New Asia-Europe GRI, blanked sailings as carriers fight excess capacity

The first sign of trouble was a 22 percent drop in the spot market rate to $456 per 20-foot-equivalent unit last week just days before the second GRI of September was to be instituted Sunday. The current rate and historical data can be found on JOC.com’s Market Data Hub.

Hapag-Lloyd is instituting a $950 per TEU, or $1,900 per 40-foot-equivalent unit, GRI effective Oct. 19 for containers moving between the Far East, excluding Japan, to all North Europe and Mediterranean destinations.

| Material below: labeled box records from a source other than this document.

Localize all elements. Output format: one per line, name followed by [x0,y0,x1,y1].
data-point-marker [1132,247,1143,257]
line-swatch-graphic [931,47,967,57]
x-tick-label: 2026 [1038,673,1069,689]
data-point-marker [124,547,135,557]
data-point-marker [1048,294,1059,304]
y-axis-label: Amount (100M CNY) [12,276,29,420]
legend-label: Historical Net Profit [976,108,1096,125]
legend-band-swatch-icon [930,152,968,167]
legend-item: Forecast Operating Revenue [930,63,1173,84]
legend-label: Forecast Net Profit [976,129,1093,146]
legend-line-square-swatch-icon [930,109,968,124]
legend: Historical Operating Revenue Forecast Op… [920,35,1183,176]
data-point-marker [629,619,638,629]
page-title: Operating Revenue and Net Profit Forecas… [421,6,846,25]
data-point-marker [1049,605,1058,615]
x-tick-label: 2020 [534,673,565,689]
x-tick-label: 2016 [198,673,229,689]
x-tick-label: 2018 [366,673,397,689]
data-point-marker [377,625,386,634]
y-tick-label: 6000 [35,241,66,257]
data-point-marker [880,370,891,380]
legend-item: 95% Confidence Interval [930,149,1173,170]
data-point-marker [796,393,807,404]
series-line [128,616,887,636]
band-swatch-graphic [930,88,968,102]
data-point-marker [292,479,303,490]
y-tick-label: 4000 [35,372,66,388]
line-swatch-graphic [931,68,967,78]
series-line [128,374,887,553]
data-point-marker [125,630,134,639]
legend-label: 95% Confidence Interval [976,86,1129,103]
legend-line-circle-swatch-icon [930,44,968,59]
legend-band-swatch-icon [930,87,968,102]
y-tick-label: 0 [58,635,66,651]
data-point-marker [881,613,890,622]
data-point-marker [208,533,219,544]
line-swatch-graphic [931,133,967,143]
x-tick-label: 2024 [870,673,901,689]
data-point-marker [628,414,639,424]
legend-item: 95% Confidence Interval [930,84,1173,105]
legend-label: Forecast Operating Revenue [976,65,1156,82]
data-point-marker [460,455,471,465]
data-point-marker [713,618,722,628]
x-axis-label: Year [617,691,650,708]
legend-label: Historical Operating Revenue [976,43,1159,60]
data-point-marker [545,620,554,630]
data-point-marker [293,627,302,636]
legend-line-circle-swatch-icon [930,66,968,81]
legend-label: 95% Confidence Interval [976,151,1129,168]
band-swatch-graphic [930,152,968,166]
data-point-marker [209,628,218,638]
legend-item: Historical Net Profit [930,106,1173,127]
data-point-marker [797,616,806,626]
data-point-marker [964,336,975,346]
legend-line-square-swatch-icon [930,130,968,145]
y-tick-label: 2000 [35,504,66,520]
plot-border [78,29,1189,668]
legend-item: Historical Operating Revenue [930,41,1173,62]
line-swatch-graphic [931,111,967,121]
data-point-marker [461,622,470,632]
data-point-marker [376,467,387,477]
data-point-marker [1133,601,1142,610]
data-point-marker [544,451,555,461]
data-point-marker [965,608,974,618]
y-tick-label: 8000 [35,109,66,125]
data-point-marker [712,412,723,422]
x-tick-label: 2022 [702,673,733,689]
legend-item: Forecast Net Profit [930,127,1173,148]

Reinforcing the perception carriers are still struggling with overcapacity, despite a number of service cuts byvarious players, is the fact that CMA CGM has voided sailings of the FAL 23 and the FAL 12 on Oct. 5 and Oct. 7, respectively. Both sailings voided are from Ningbo. The French carrier will on Oct. 8 void a Qingdao sailing on the FAL 8.

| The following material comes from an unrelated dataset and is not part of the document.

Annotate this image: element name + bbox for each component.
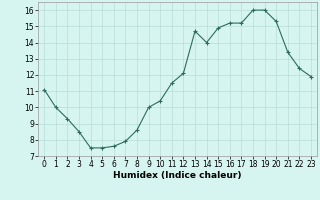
X-axis label: Humidex (Indice chaleur): Humidex (Indice chaleur) xyxy=(113,171,242,180)
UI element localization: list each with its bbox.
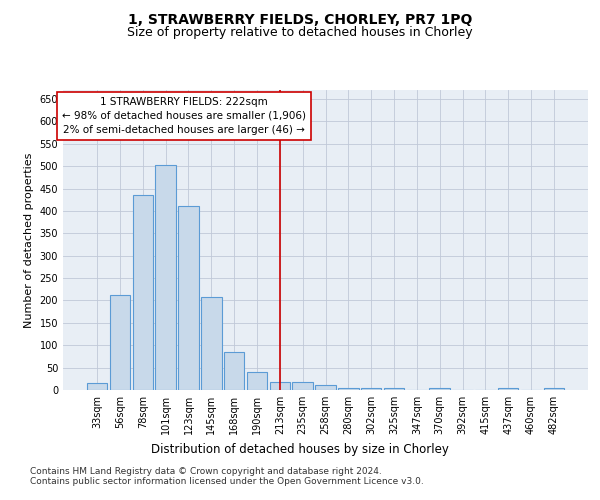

The cancellation of the FAL23 sailings is particularly noteworthy as that service was recently announced and was the combination of the carrier’s FAL 2 and FAL 3 services as a capacity cutting measure.

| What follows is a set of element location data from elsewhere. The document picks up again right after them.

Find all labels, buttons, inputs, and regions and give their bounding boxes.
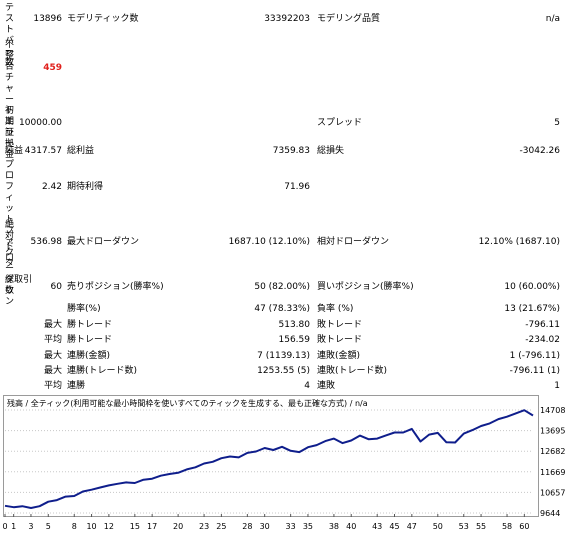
gross-loss-label: 総損失 (317, 146, 345, 156)
x-tick-label: 25 (216, 522, 226, 531)
gross-profit-label: 総利益 (67, 146, 95, 156)
chart-title: 残高 / 全ティック(利用可能な最小時間枠を使いすべてのティックを生成する、最も… (7, 399, 368, 408)
x-tick-label: 53 (459, 522, 469, 531)
x-tick-label: 40 (346, 522, 356, 531)
modeling-ticks-value: 33392203 (264, 14, 310, 24)
x-tick-label: 50 (433, 522, 443, 531)
abs-drawdown-value: 536.98 (30, 237, 63, 247)
x-tick-label: 20 (173, 522, 183, 531)
abs-drawdown-label: 絶対ドローダウン (5, 220, 15, 307)
avg-consec-wins-label: 連勝 (67, 381, 86, 391)
max-label-2: 最大 (43, 351, 62, 361)
balance-chart: 残高 / 全ティック(利用可能な最小時間枠を使いすべてのティックを生成する、最も… (3, 395, 539, 517)
max-label-1: 最大 (43, 320, 62, 330)
net-profit-label: 純益 (5, 146, 24, 156)
test-bars-value: 13896 (33, 14, 62, 24)
avg-label-2: 平均 (43, 381, 62, 391)
x-tick-label: 1 (11, 522, 16, 531)
profit-factor-value: 2.42 (41, 182, 62, 192)
x-tick-label: 0 (2, 522, 7, 531)
y-tick-label: 9644 (540, 509, 560, 518)
x-tick-label: 35 (303, 522, 313, 531)
avg-consec-losses-label: 連敗 (317, 381, 336, 391)
win-rate-label: 勝率(%) (67, 304, 101, 314)
long-positions-label: 買いポジション(勝率%) (317, 282, 414, 292)
x-tick-label: 17 (147, 522, 157, 531)
x-tick-label: 12 (104, 522, 114, 531)
consec-loss-label: 連敗(トレード数) (317, 366, 388, 376)
short-positions-label: 売りポジション(勝率%) (67, 282, 164, 292)
max-label-3: 最大 (43, 366, 62, 376)
gross-profit-value: 7359.83 (272, 146, 310, 156)
avg-win-value: 156.59 (278, 335, 311, 345)
long-positions-value: 10 (60.00%) (504, 282, 560, 292)
x-tick-label: 38 (329, 522, 339, 531)
x-tick-label: 60 (519, 522, 529, 531)
expected-payoff-value: 71.96 (284, 182, 310, 192)
initial-deposit-value: 10000.00 (19, 118, 62, 128)
x-tick-label: 33 (286, 522, 296, 531)
avg-consec-wins-value: 4 (304, 381, 310, 391)
consec-loss-value: -796.11 (1) (509, 366, 560, 376)
x-tick-label: 23 (199, 522, 209, 531)
avg-win-label: 勝トレード (67, 335, 113, 345)
x-tick-label: 3 (28, 522, 33, 531)
y-tick-label: 12682 (540, 447, 565, 456)
rel-drawdown-value: 12.10% (1687.10) (478, 237, 560, 247)
y-tick-label: 14708 (540, 406, 565, 415)
spread-label: スプレッド (317, 118, 363, 128)
initial-deposit-label: 初期証拠金 (5, 106, 15, 160)
spread-value: 5 (554, 118, 560, 128)
gross-loss-value: -3042.26 (519, 146, 560, 156)
x-tick-label: 10 (86, 522, 96, 531)
x-tick-label: 47 (407, 522, 417, 531)
y-tick-label: 10657 (540, 488, 565, 497)
x-tick-label: 55 (476, 522, 486, 531)
x-tick-label: 45 (389, 522, 399, 531)
consec-wins-amt-value: 7 (1139.13) (257, 351, 310, 361)
x-tick-label: 43 (372, 522, 382, 531)
rel-drawdown-label: 相対ドローダウン (317, 237, 390, 247)
mismatch-errors-label: 不整合チャートエラー (5, 40, 15, 149)
max-drawdown-label: 最大ドローダウン (67, 237, 140, 247)
mismatch-errors-value: 459 (43, 63, 62, 73)
total-trades-label: 総取引数 (5, 275, 33, 296)
x-tick-label: 58 (502, 522, 512, 531)
expected-payoff-label: 期待利得 (67, 182, 104, 192)
largest-win-label: 勝トレード (67, 320, 113, 330)
win-rate-value: 47 (78.33%) (254, 304, 310, 314)
avg-consec-losses-value: 1 (554, 381, 560, 391)
short-positions-value: 50 (82.00%) (254, 282, 310, 292)
consec-profit-label: 連勝(トレード数) (67, 366, 138, 376)
test-bars-label: テストバー数 (5, 3, 15, 68)
largest-loss-value: -796.11 (525, 320, 560, 330)
profit-factor-label: プロフィットファクタ (5, 160, 15, 269)
x-tick-label: 15 (130, 522, 140, 531)
consec-losses-amt-label: 連敗(金額) (317, 351, 361, 361)
consec-losses-amt-value: 1 (-796.11) (509, 351, 560, 361)
y-tick-label: 13695 (540, 427, 565, 436)
largest-win-value: 513.80 (278, 320, 311, 330)
avg-label-1: 平均 (43, 335, 62, 345)
x-tick-label: 8 (72, 522, 77, 531)
modeling-ticks-label: モデリティック数 (67, 14, 139, 24)
loss-rate-label: 負率 (%) (317, 304, 354, 314)
x-tick-label: 30 (260, 522, 270, 531)
y-tick-label: 11669 (540, 468, 565, 477)
modeling-quality-value: n/a (545, 14, 560, 24)
largest-loss-label: 敗トレード (317, 320, 363, 330)
consec-profit-value: 1253.55 (5) (257, 366, 310, 376)
total-trades-value: 60 (50, 282, 62, 292)
modeling-quality-label: モデリング品質 (317, 14, 381, 24)
x-tick-label: 28 (242, 522, 252, 531)
avg-loss-label: 敗トレード (317, 335, 363, 345)
net-profit-value: 4317.57 (24, 146, 62, 156)
avg-loss-value: -234.02 (525, 335, 560, 345)
consec-wins-amt-label: 連勝(金額) (67, 351, 111, 361)
max-drawdown-value: 1687.10 (12.10%) (228, 237, 310, 247)
loss-rate-value: 13 (21.67%) (504, 304, 560, 314)
x-tick-label: 5 (46, 522, 51, 531)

In the release announcing the blanked sailings, CMA CGM said the cuts were made “considering” China’s upcoming Golden Week, a vacation week where everyone is given paid time off arranged around a weekend to provide seven days off. At the same time, the release also said the blanked sailings were done “in order to adjust capacities in line with the seasonal slack of demand.”